With comics appearing in The New Yorker and other publications, artist Amy Kurzweil shares her debut book Flying Couch: A Graphic Memoir. Flying Couch tells the stories of three unforgettable women. Amy weaves her own coming-of-age as a young Jewish artist into the narrative of her mother, a psychologist, and Bubbe, her grandmother, a World War II survivor who escaped from the Warsaw Ghetto by disguising herself as a gentile. Captivated by Bubbe's story, Amy turns to her sketchbooks, teaching herself to draw as a way to cope with what she discovers. Entwining the voices and histories of these three wise, hilarious, and very different women, Amy creates a portrait not only of what it means to be part of a family, but also of how each generation bears the imprint of the past.
A retelling of the inherited Holocaust narrative now two generations removed, Flying Couch uses Bubbe's real testimony to investigate the legacy of trauma, the magic of family stories, and the meaning of home. With her playful, idiosyncratic sensibility, Amy traces the way our memories and our families shape who we become. The result is this bold illustrated memoir, both an original coming-of-age story and an important entry into the literature of the Holocaust.

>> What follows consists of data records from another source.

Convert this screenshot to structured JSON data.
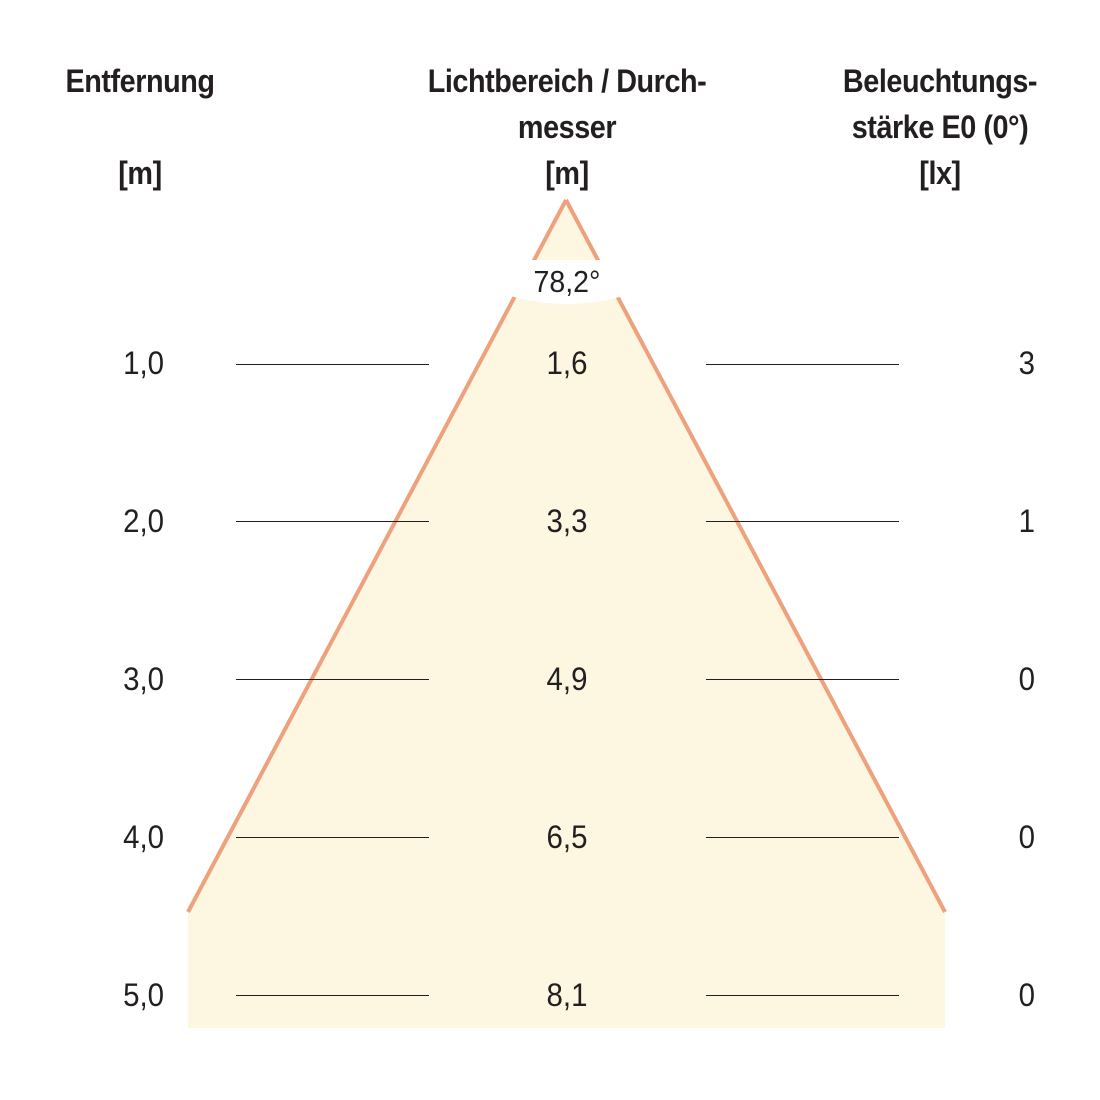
{
  "headers": {
    "distance": {
      "line1": "Entfernung",
      "unit": "[m]"
    },
    "diameter": {
      "line1": "Lichtbereich / Durch-",
      "line2": "messer",
      "unit": "[m]"
    },
    "illuminance": {
      "line1": "Beleuchtungs-",
      "line2": "stärke E0 (0°)",
      "unit": "[lx]"
    }
  },
  "beam_angle": "78,2°",
  "rows": [
    {
      "distance": "1,0",
      "diameter": "1,6",
      "illuminance": "3"
    },
    {
      "distance": "2,0",
      "diameter": "3,3",
      "illuminance": "1"
    },
    {
      "distance": "3,0",
      "diameter": "4,9",
      "illuminance": "0"
    },
    {
      "distance": "4,0",
      "diameter": "6,5",
      "illuminance": "0"
    },
    {
      "distance": "5,0",
      "diameter": "8,1",
      "illuminance": "0"
    }
  ],
  "colors": {
    "cone_fill": "#fdf6e1",
    "cone_edge": "#eda17d",
    "text": "#231f20",
    "rule": "#231f20"
  }
}
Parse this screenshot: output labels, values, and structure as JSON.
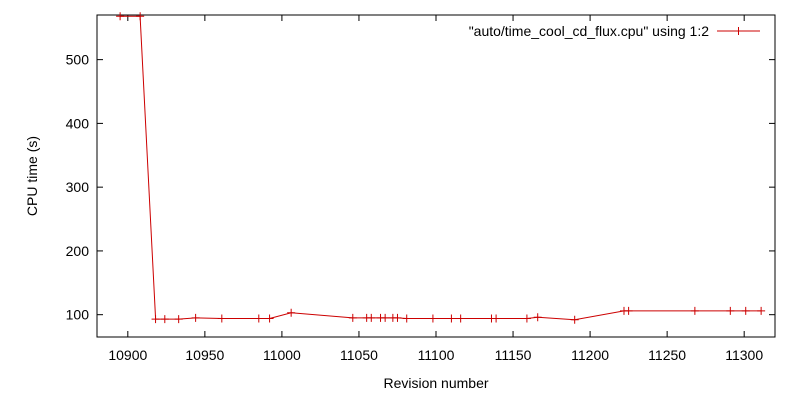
{
  "chart_data": {
    "type": "line",
    "title": "",
    "xlabel": "Revision number",
    "ylabel": "CPU time (s)",
    "xlim": [
      10880,
      11320
    ],
    "ylim": [
      65,
      570
    ],
    "xticks": [
      10900,
      10950,
      11000,
      11050,
      11100,
      11150,
      11200,
      11250,
      11300
    ],
    "yticks": [
      100,
      200,
      300,
      400,
      500
    ],
    "grid": false,
    "legend_position": "top-right",
    "series": [
      {
        "name": "\"auto/time_cool_cd_flux.cpu\" using 1:2",
        "color": "#cc0000",
        "marker": "plus",
        "x": [
          10895,
          10908,
          10918,
          10924,
          10933,
          10944,
          10961,
          10985,
          10992,
          11006,
          11046,
          11055,
          11058,
          11064,
          11067,
          11072,
          11075,
          11081,
          11098,
          11110,
          11116,
          11136,
          11139,
          11159,
          11166,
          11190,
          11222,
          11225,
          11268,
          11291,
          11301,
          11311
        ],
        "y": [
          568,
          568,
          93,
          93,
          93,
          95,
          94,
          94,
          94,
          103,
          95,
          95,
          95,
          95,
          95,
          95,
          95,
          94,
          94,
          94,
          94,
          94,
          94,
          94,
          96,
          92,
          106,
          106,
          106,
          106,
          106,
          106
        ]
      }
    ]
  }
}
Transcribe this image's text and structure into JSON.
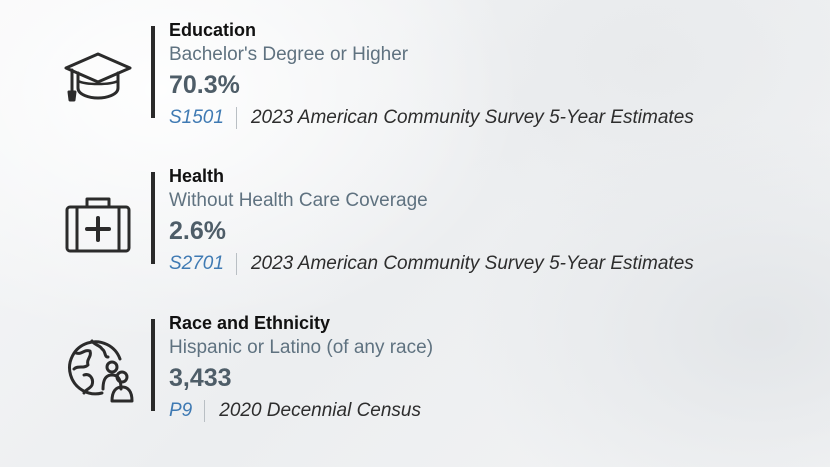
{
  "cards": [
    {
      "icon": "graduation-cap-icon",
      "title": "Education",
      "subtitle": "Bachelor's Degree or Higher",
      "value": "70.3%",
      "source_code": "S1501",
      "source_survey": "2023 American Community Survey 5-Year Estimates"
    },
    {
      "icon": "medical-kit-icon",
      "title": "Health",
      "subtitle": "Without Health Care Coverage",
      "value": "2.6%",
      "source_code": "S2701",
      "source_survey": "2023 American Community Survey 5-Year Estimates"
    },
    {
      "icon": "globe-people-icon",
      "title": "Race and Ethnicity",
      "subtitle": "Hispanic or Latino (of any race)",
      "value": "3,433",
      "source_code": "P9",
      "source_survey": "2020 Decennial Census"
    }
  ],
  "colors": {
    "title": "#111111",
    "subtitle": "#5f7280",
    "value": "#4e5d68",
    "link": "#3f7ab3",
    "rule": "#2a2a2a"
  }
}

Amy will be in conversation with Malena Watrous, the author of If You Follow Me, published by Harper Perennial in 2011, and a young adult novel that she cowrote with Helena Echlin, Sparked, which they are currently funding for publication through Inkshares, and is available for preorder here: www.sparkedbook.com. She helps to run Stanford's Online Writer's Studio, and had the pleasure and privilege of teaching Amy Kurzweil in one of her first fiction writing classes, when Amy was an undergraduate.